I used to do this to myself every morning. I used to criticize myself every day. I was mad that I didn't fit into to same clothes as everyone else. I was mad that I couldn't wake up looking fabulous like I thought others did. Why did I hold beauty and being thin above everything else? I didn't take into consideration the real reasons why people cared for me. I let the media decide how I should look at myself. I watched the commercials and read the magazines. I saw who the stars were and I knew what they looked like. They looked nothing like me and I was far from fitting that mold. 

I asked myself  "Why do I do this? Why do I subject myself to this internal torture and verbal abuse? Why do I think that I would be happy if I had someone else's beauty or even beauty at all".

This was going on through most of my teenage years. It went on until I met, and began to court, a man who loves me through it all. I'm not talking about my husband,even though he does think that I am the most beautifully made woman in the world. I am talking about Jesus. 

Psalm 139:14 I will praise you; for I am fearfully and wonderfully made: marvelous …

God made man in His likeness! I was created to love myself and to love others. Once I stopped trying to please man and started pleasing God, my eyes started to change! I looked in the mirror one morning and found something to love. I saw a beautiful young woman who cared deeply for others. I saw a talented girl who can captivate a crowd with her voice. I saw a smile that lights up the faces of those who are dear to me. I saw a mother and wife who will stop at nothing to love her family and do what is best for them. I started to see Jesus. His glory and beauty shining in my life! I didn't drop a ton of weight and my skin didn't suddenly even itself out. My hair was still frizzy and I still looked a little lumpy! I simply took my eyes off of the people who didn't matter and put them on Jesus.
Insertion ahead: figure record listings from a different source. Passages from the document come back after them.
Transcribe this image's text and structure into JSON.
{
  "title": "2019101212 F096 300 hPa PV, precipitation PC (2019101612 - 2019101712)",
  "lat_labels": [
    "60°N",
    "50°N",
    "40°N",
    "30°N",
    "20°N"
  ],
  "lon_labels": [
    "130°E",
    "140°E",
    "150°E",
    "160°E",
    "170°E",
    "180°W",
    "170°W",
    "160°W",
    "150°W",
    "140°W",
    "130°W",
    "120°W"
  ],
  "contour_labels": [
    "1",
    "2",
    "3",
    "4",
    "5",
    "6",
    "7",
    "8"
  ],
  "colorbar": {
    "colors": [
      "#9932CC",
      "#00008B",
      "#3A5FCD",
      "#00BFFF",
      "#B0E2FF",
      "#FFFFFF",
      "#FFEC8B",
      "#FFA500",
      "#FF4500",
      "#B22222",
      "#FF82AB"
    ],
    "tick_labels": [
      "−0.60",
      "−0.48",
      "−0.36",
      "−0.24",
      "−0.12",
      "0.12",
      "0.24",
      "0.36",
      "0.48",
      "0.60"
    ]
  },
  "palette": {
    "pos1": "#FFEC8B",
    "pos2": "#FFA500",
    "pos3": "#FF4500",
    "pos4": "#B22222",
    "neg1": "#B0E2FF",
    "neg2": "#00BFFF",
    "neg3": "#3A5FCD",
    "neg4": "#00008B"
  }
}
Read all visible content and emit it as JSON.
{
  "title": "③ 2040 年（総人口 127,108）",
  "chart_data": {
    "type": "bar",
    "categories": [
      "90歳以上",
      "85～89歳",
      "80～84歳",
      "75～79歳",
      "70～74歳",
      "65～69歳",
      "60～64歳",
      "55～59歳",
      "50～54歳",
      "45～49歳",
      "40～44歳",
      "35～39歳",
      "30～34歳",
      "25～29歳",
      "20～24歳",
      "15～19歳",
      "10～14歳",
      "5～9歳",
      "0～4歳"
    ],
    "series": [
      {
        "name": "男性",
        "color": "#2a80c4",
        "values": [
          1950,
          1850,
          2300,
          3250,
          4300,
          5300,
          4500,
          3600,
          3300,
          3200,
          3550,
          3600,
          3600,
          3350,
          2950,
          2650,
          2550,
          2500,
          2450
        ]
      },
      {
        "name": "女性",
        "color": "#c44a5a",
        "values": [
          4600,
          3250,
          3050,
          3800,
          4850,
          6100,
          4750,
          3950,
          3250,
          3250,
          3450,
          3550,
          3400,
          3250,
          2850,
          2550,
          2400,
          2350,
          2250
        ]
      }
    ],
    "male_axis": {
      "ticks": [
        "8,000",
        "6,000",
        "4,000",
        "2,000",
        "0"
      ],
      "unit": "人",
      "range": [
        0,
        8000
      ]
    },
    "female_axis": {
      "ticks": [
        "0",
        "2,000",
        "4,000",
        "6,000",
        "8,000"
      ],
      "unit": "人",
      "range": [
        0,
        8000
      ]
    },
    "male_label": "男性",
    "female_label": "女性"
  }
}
I still struggle with insecurities, I don't know many who don't, but they go away as soon as I remember what counts. 

Maybe you can relate to this. Maybe you wake up doing the same things. Maybe you took it a step further and starved yourself or made yourself sick every morning. If you relate please listen carefully... YOU ARE BEAUTIFUL! You were not created to hate yourself. You were created to love God and in return you get to see yourself through your Heavenly Father's eyes! Beauty at its finest. Don't let the ways of the world make you feel bad about yourself. You don't have to be a single digit size to be beautiful. You don't have to put your sexuality on display or dress in a way you think people will find desirable. Your skin doesn't have to be blemish free or a nice tan shade to be considered attractive. Don't be held back by beauty that is ever fleeting.  Be positive, be encouraging, and pursue the desires of your heart! The rest will work itself out.  

Next time you look into the mirror, find one thing that you like and focus on it. Thank God for your eyes. Praise the Lord for your humor! You will see yourself start to change and, I believe, you will begin to love yourself in a new way.